Find the power set $P(S)$ for $S=\{\emptyset, \{\emptyset\}, \{\emptyset \{\emptyset\}\}\}$
OK this problem confuses me for many reasons, but here is what I know. The cardinality of a set is $2^n$ where $n$ is the number of elements in the set. In this problem, however, how can the empty set be an element?
If I were just going to say this set has $2^n$ elements that would mean the set has $2^3$ or 8 elements, but I don't know what those elements would be other than empty sets.

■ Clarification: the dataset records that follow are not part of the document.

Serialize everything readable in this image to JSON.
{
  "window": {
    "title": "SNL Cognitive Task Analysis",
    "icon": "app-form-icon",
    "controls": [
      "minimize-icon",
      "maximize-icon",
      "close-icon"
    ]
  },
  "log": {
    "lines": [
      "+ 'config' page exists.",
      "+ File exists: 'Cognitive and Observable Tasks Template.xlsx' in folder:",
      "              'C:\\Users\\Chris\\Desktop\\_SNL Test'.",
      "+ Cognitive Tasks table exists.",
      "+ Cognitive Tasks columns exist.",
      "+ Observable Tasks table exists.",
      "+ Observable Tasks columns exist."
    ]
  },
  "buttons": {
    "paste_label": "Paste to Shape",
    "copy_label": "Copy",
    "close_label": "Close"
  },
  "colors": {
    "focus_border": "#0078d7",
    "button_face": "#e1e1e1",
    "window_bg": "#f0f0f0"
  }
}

Any help in understanding this problem is greatly appreciated!
Best Answer
Let's assume the actual question is to find the power set of $S=\{\emptyset, \{\emptyset\}, \{\emptyset, \{\emptyset\}\}\}$. Using Von Neumann's definition of the natural numbers, this is equivalent to finding the power set of $S=\{0,1,2\}$, where $0=\emptyset$, $1=\{0\}$, and $2=\{0,1\}$. The power set is then
$$\{\emptyset,\,\{0\},\,\{1\},\,\{2\},\,\{0,1\},\,\{0,2\},\,\{1,2\},\,\{0,1,2\}\}$$
Just change the $2$'s to $\{0,1\}$, then the $1$'s to $\{0\}$, then the $0$'s to $\emptyset$--and you are done!
You will end up with a royal mess, of course. I found it difficult enough to format the easier form of the power set above.